The way adaptable cache (Kobayashi et al., 2005 ) is a data losing technique proposed for traditional cache architectures that predicts cache needs adopting a metric based on the LRU/MRU state of each way and turning on and off entire ways based on a random choice. The decisions are triggered by an algorithm which has a similar structure to the one that we propose; however, the direct application of this technique to a D-NUCA would imply the complexity of calculating the LRU/MRU state; furthermore, in a D-NUCA cache, the random choice of a way to turn off would not take into account the actual usefulness of data.
Finally, our work is related to the more general context of detecting program phases (Sherwood and Calder, 1999) to adapt the number of active resources to the need of the running program. In Dhodapkar and Smith (2003) , a comparison of ideal and actual implementations of such techniques is proposed.
Conclusions
In order to limit the wire-delay effects of large last level SRAM caches, non-uniform cache architecture (NUCA) has been proposed in literature; in particular, D-NUCA cache architecture has been identified as a high-performance solution, being able to combine reduced miss rates of high capacity caches with the low latencies of small SRAM banks. Anyway, similarly to other L2 cache structures, D-NUCA caches are affected by high power requirements.
In this work, we present way adaptable D-NUCA, a lightweight hardware technique which is able to maintain the high performance level of D-NUCA caches while significantly improving their power efficiency by dynamically adapting the size of the cache to the needs of the running application.

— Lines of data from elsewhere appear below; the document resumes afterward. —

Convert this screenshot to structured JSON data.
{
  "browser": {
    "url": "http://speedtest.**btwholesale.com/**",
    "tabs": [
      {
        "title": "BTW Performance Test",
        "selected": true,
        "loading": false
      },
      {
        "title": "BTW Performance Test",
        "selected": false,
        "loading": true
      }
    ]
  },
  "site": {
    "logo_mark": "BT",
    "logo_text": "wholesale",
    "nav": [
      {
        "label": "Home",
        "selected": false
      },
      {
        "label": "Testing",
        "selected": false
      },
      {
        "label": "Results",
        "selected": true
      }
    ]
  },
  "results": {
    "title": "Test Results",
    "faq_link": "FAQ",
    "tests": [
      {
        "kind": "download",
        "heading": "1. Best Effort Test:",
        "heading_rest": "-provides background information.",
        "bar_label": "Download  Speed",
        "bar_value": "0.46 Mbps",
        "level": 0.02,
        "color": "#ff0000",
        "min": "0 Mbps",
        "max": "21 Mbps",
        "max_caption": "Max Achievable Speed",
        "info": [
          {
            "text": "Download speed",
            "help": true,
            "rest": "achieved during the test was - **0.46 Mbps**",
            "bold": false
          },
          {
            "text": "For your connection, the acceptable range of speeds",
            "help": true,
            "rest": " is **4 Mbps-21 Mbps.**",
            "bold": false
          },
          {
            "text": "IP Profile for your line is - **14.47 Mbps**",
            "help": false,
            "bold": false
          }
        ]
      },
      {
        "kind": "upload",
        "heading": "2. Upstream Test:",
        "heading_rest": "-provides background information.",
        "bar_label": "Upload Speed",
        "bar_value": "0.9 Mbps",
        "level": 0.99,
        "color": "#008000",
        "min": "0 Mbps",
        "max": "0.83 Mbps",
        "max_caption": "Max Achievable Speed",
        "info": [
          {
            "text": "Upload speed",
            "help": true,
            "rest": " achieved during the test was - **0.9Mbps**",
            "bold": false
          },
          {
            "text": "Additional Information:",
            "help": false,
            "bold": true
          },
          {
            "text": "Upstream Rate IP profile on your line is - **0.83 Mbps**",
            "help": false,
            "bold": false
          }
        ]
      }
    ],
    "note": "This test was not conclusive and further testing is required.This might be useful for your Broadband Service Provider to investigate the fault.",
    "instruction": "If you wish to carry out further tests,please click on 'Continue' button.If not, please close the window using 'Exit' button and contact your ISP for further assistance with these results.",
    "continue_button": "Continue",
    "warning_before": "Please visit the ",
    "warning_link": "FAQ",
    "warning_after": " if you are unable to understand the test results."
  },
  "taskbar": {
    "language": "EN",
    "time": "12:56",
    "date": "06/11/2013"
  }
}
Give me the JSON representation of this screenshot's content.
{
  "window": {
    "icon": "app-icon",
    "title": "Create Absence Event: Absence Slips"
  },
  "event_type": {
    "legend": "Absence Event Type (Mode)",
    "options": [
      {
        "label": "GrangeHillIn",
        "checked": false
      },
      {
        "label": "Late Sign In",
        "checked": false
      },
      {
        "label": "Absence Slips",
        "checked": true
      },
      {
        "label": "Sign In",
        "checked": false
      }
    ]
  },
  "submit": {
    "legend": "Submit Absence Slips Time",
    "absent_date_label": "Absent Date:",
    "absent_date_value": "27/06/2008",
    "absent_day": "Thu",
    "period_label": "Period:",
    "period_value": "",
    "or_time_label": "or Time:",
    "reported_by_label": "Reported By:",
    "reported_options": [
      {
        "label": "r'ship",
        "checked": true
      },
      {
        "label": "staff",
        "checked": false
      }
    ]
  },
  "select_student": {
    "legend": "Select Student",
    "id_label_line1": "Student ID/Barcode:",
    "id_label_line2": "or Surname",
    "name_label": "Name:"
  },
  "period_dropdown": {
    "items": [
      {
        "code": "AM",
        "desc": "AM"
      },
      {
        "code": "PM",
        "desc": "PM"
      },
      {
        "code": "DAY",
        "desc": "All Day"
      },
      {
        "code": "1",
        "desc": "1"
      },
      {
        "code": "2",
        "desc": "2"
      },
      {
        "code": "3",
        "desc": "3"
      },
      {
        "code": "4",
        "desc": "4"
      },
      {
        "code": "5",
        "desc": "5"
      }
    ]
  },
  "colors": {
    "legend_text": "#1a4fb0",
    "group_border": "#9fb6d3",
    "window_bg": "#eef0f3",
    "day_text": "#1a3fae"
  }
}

This size adaptation technique leverages the nonuniform distribution of accesses on banks due to migration and uses a simple prediction algorithm in order to trigger reconfigurations at way granularity with very limited impacts on performances: in a WA D-NUCA cache, the average number of active ways can be reduced by 35.4% with respect to a conventional D-NUCA, with a slight 2.96% average IPC reduction. Consequently, the average energy consumption is reduced by 33.36% and the average EDP is improved by 31.2%.
We defined a methodology to evaluate the parameters of the prediction algorithm that can be determined through simulation and evaluated the sensitivity of the technique to such parameters, showing that they can both be tuned to target a specific application in order to achieve significant energy consumption reduction or follow a specific energy/performance trade-off, or be used to cover a wider class of applications while maintaining a good performance level without the need to be recalculated.
A large portion of current microprocessor market is dominated by CMP systems (Azimi et al., 2007) . This kind of systems is often characterised by a large last level shared cache whose leakage energy consumption is a growing problem for modern design processes. We showed how our way-adaptable technique can be profitably applied to such systems, evaluating dual-core systems equipped with a D-NUCA cache and running multi-programmed workloads. We showed that also in this case it is possible to achieve a significant reduction of the average EDP (24% on average) while maintaining negligible performance losses (2% average degradation of speedup with respect to a baseline D-NUCA).